There are 3 pathways for lipoprotein transport & metabolism:

  1. Endogenous pathway – this is the cholesterol you make in your body
  2. Exogenous pathway – this is the cholesterol you absorb from your diet
  3. HDL mediated transport (formerly known as ‘reverse cholesterol transport’) –

Lipoproteins are important for transporting

  • triglycerides (primarily to muscle and fat tissue)
  • phospholipids (to every cell in the body)
  • cholesterol (for the formation of Vit D, hormones, cell membranes, etc)
  • return unneeded cholesterol back to the liver and intestine

Atherogenic Particles

Atherogenic particles are those that suggest higher risk for the development of plaques.

Low-Density Lipoproteins (LDL) – often inappropriately referred to as “Bad Cholesterol.” LDL molecules are essentially left-over particles from VLDL and IDL lipolysis (where triglycerides are removed). These LDL molecules have a protein on them called apoB which binds to LDL receptors in the liver.

The cholesterol in the LDL molecules is taken into the hepatocytes (liver cells) once they bind to the LDL receptor. This cholesterol contributes to the ‘cholesterol pool’ within the liver. There is a negative feedback system in this cholesterol pool. In other words when the cholesterol pool is low the LDL receptors increase in an attempt to increase the liver’s cholesterol pool. When the hepatic cholesterol pool is high the LDL receptors decrease to try to lower the pool.

The amount of LDL receptors present also dictates the amount of LDL in circulation.
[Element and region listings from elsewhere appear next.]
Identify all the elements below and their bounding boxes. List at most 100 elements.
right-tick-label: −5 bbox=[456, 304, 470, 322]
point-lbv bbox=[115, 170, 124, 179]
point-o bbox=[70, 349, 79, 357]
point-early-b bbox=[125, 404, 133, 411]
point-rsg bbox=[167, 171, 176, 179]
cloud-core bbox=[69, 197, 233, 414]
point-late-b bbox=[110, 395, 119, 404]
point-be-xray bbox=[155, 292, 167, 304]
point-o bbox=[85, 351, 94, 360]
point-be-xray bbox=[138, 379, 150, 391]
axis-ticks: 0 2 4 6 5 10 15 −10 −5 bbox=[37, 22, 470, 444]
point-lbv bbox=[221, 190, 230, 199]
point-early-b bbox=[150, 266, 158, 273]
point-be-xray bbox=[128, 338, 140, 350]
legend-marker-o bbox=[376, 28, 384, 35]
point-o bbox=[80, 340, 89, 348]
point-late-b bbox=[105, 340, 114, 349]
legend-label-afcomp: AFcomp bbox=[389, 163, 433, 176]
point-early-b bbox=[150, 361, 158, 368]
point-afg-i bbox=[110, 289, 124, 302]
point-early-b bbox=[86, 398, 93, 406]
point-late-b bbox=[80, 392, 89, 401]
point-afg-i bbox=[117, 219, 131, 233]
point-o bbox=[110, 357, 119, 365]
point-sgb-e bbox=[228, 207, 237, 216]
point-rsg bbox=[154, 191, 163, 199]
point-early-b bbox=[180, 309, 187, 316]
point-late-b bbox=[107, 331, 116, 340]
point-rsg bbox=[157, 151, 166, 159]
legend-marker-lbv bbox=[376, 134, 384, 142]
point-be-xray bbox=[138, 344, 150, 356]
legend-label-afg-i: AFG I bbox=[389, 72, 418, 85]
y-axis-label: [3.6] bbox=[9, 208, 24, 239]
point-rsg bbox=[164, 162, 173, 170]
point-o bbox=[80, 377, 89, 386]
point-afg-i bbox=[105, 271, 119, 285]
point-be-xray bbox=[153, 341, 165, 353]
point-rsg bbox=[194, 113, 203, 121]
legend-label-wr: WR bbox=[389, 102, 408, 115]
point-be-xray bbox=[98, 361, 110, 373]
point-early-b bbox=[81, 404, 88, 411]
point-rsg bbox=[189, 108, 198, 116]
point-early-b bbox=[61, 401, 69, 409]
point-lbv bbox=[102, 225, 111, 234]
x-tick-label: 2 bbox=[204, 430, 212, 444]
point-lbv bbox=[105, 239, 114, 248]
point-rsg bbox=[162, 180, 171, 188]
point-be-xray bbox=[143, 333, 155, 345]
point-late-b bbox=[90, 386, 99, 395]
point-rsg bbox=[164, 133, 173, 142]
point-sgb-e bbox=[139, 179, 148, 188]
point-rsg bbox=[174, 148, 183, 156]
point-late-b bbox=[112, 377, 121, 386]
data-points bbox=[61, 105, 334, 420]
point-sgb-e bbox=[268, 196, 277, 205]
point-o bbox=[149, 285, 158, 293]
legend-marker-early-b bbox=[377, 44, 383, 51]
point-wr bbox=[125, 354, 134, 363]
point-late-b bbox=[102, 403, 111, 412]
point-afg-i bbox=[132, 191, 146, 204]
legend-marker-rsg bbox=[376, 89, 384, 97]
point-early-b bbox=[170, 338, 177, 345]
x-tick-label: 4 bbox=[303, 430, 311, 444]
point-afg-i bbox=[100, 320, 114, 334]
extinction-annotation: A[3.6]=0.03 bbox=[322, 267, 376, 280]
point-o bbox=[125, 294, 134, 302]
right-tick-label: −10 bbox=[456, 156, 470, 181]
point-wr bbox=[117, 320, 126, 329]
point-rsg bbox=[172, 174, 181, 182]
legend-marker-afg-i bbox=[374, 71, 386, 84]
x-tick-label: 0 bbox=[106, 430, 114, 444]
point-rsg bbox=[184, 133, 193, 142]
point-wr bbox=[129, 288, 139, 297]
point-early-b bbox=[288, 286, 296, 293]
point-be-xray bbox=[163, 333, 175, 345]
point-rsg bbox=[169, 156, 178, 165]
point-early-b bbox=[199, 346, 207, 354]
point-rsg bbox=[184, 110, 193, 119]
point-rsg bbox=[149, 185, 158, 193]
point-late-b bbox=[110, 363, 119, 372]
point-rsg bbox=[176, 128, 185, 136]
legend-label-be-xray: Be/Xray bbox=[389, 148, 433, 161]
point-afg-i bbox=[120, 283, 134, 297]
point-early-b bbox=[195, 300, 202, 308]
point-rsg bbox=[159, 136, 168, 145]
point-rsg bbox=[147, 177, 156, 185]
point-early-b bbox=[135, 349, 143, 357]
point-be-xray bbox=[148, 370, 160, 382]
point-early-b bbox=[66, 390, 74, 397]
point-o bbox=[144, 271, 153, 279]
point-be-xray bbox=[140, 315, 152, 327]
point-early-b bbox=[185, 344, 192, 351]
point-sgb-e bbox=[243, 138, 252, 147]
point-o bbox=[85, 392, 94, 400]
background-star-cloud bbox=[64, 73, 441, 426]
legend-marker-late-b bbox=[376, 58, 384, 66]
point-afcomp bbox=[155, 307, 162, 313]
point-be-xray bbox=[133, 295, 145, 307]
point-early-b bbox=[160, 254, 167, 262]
Low levels of LDL receptors increase the amount of LDL particles in circulation because the simply don’t get cleared from the blood quickly.

LDL can be calculated via the “Friedewald Equation” or directly measured. The Friedewald Equation takes HDL, TC, and TGs into account. Since TGs are affected by what you ate that day you would be required to be fasting for this lab. Fasting has no effect on directly measured LDL cholesterol.

LDL is the primary carrier of serum cholesterol and generally considered a major contributor to atherosclerotic plaque. According to the National Cholesterol Education Program (NCEP) Adult Treatment Panel III (ATP III) the treatment for each patient should be guided by their absolute risk for cardiovascular disease. Age, blood pressure, smoking, and premature family history of cardiovascular disease all contribute to the absolute risk.

ApoB – This is the protein associated with LDL molecules. ApoB is associated with chylomicrons, VLDL, IDL, LDL, and Lp(a). There is 1 molecule of apoB for each molecule of chylomicron, VLDL, IDL, LDL, and Lp(a).